Authentication and authorization of the clients

Authentication of the clients is based on custom header field and its value, sent with the request. The field name is specified with clientApplicationIdentificationHeaderName of appsensor-server-config.json configuration file. The value of the field has to match one of ClientApplication.name enumerated under clientApplications of appsensor-server-config.json config file. If in the matched ClientApplication is present ipAddresses, this narrows down further the clients. These are allowed IPs only. The IPs can be specified in IPv4 or IPv6 format. For 127.0.0.1 in particular you can write "localhost" instead.

Authorization - after the client has successfully been authenticated, its authorizations are checked against the roles found in the matched ClientApplication during the authentication phase.

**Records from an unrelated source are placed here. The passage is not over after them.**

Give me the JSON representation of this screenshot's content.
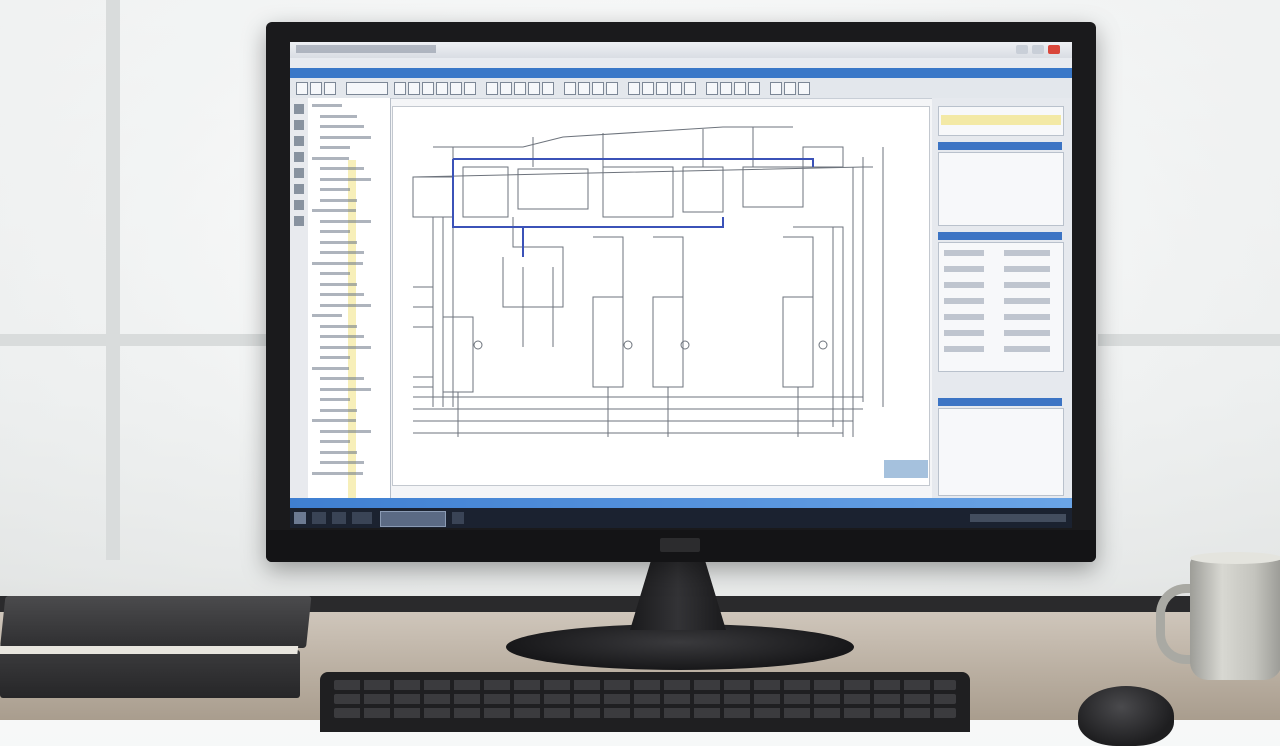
{
  "scene": {
    "description_label": "",
    "colors": {
      "app_blue": "#3a78c8",
      "selection_blue": "#3b52b8",
      "wire": "#6d737c",
      "bezel": "#1a1a1c"
    }
  },
  "screen_app": {
    "schematic": {
      "highlight_color": "#3b52b8",
      "line_color": "#6d737c"
    }
  },
  "icons": {
    "window_close": "close-icon",
    "window_min": "minimize-icon",
    "window_max": "maximize-icon",
    "start": "start-icon"
  }
}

For example in appsensor-server-config.json:

    ...
    "clientApplicationIdentificationHeaderName": "X-Appsensor-Client-Application-Name",
    ...
    "clientApplications": [
        {
            "name": "myclientapp",
            "roles": [
                "ADD_EVENT",
                "ADD_ATTACK",
                "GET_RESPONSES",
                "GET_EVENTS",
                "GET_ATTACKS",
                "EXECUTE_REPORT"
            ],
            "ipAddresses": [{
                "address": "localhost",
                "geoLocation": null
            }]
        }]
    ...

Configuration

You can configure AppSensorLike detection points, responses, etc. via appsensor-server-config.json file . You can copy to your working directory a demonstration appsensor-server-config.json from @appsensorlike/appsensorlike/dist/configuration-modes/appsensor-configuration-json/server and modify it accordingly. Corresponding schem file appsensor-server-config_schema.json file is in the same directory. The configuration is reloaded on change.

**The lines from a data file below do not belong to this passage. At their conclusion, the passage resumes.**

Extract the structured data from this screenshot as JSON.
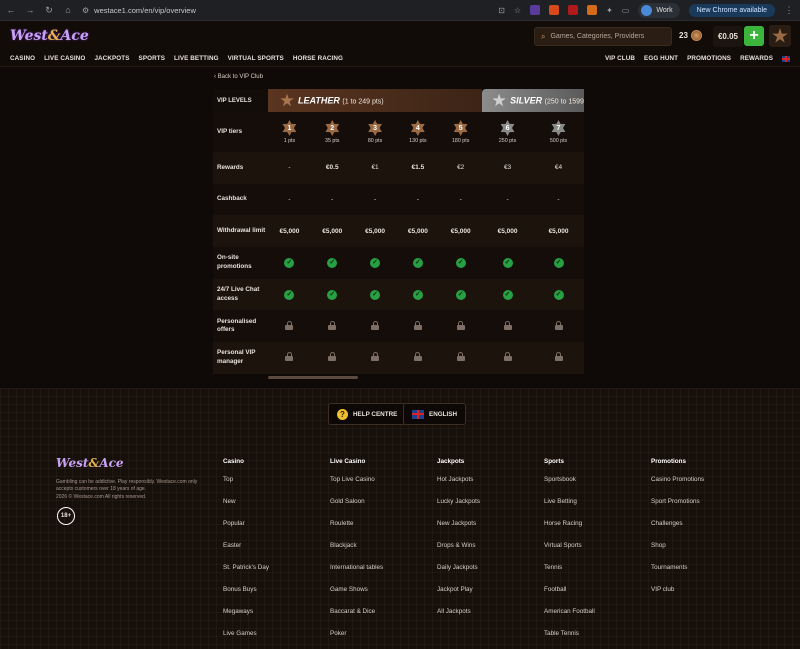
{
  "browser": {
    "url": "westace1.com/en/vip/overview",
    "profile": "Work",
    "update_label": "New Chrome available"
  },
  "header": {
    "logo": {
      "left": "West",
      "amp": "&",
      "right": "Ace"
    },
    "search_placeholder": "Games, Categories, Providers",
    "coins": "23",
    "balance": "€0.05",
    "deposit_symbol": "+"
  },
  "nav": {
    "left": [
      "CASINO",
      "LIVE CASINO",
      "JACKPOTS",
      "SPORTS",
      "LIVE BETTING",
      "VIRTUAL SPORTS",
      "HORSE RACING"
    ],
    "right": [
      "VIP CLUB",
      "EGG HUNT",
      "PROMOTIONS",
      "REWARDS"
    ]
  },
  "vip": {
    "back_link": "Back to VIP Club",
    "levels_label": "VIP LEVELS",
    "groups": [
      {
        "name": "LEATHER",
        "range": "(1 to 249 pts)"
      },
      {
        "name": "SILVER",
        "range": "(250 to 1599"
      }
    ],
    "tiers": [
      {
        "num": "1",
        "pts": "1 pts",
        "kind": "br"
      },
      {
        "num": "2",
        "pts": "35 pts",
        "kind": "br"
      },
      {
        "num": "3",
        "pts": "80 pts",
        "kind": "br"
      },
      {
        "num": "4",
        "pts": "130 pts",
        "kind": "br"
      },
      {
        "num": "5",
        "pts": "180 pts",
        "kind": "br"
      },
      {
        "num": "6",
        "pts": "250 pts",
        "kind": "sv"
      },
      {
        "num": "7",
        "pts": "500 pts",
        "kind": "sv"
      }
    ],
    "rows": [
      {
        "label": "Rewards",
        "values": [
          "-",
          "€0.5",
          "€1",
          "€1.5",
          "€2",
          "€3",
          "€4"
        ]
      },
      {
        "label": "Cashback",
        "values": [
          "-",
          "-",
          "-",
          "-",
          "-",
          "-",
          "-"
        ]
      },
      {
        "label": "Withdrawal limit",
        "values": [
          "€5,000",
          "€5,000",
          "€5,000",
          "€5,000",
          "€5,000",
          "€5,000",
          "€5,000"
        ]
      },
      {
        "label": "On-site promotions",
        "values": [
          "check",
          "check",
          "check",
          "check",
          "check",
          "check",
          "check"
        ]
      },
      {
        "label": "24/7 Live Chat access",
        "values": [
          "check",
          "check",
          "check",
          "check",
          "check",
          "check",
          "check"
        ]
      },
      {
        "label": "Personalised offers",
        "values": [
          "lock",
          "lock",
          "lock",
          "lock",
          "lock",
          "lock",
          "lock"
        ]
      },
      {
        "label": "Personal VIP manager",
        "values": [
          "lock",
          "lock",
          "lock",
          "lock",
          "lock",
          "lock",
          "lock"
        ]
      }
    ],
    "tiers_label": "VIP tiers"
  },
  "footer": {
    "help_label": "HELP CENTRE",
    "lang_label": "ENGLISH",
    "disclaimer": "Gambling can be addictive. Play responsibly. Westace.com only accepts customers over 18 years of age.",
    "copyright": "2026 © Westace.com All rights reserved.",
    "age_badge": "18+",
    "columns": [
      {
        "title": "Casino",
        "items": [
          "Top",
          "New",
          "Popular",
          "Easter",
          "St. Patrick's Day",
          "Bonus Buys",
          "Megaways",
          "Live Games"
        ]
      },
      {
        "title": "Live Casino",
        "items": [
          "Top Live Casino",
          "Gold Saloon",
          "Roulette",
          "Blackjack",
          "International tables",
          "Game Shows",
          "Baccarat & Dice",
          "Poker"
        ]
      },
      {
        "title": "Jackpots",
        "items": [
          "Hot Jackpots",
          "Lucky Jackpots",
          "New Jackpots",
          "Drops & Wins",
          "Daily Jackpots",
          "Jackpot Play",
          "All Jackpots"
        ]
      },
      {
        "title": "Sports",
        "items": [
          "Sportsbook",
          "Live Betting",
          "Horse Racing",
          "Virtual Sports",
          "Tennis",
          "Football",
          "American Football",
          "Table Tennis"
        ]
      },
      {
        "title": "Promotions",
        "items": [
          "Casino Promotions",
          "Sport Promotions",
          "Challenges",
          "Shop",
          "Tournaments",
          "VIP club"
        ]
      }
    ]
  }
}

You can configure http/s server thru appsensor-rest-request-handler-config.json file. You can copy to your working directory the default configuration from this module's dist/execution-modes/appsensor-rest/server/handler. Corresponding schem file appsensor-rest-server-config_schema.json is in the same directory. For more information of the configuration fields check class @appsensorlike/appsensorlike/dist/http/HttpS2ServerConfig. This implementation utilizes Node's http/s server so you could refer to Node's documentation about the options (e.g. https://nodejs.org/dist/v14.15.0/docs/api/http.html#http_http_createserver_options_requestlistener). By default the server listens on port 8080.

TypeScript support

You need TypeScript version >= 4.7 in order the paths exported by the module to be resolved.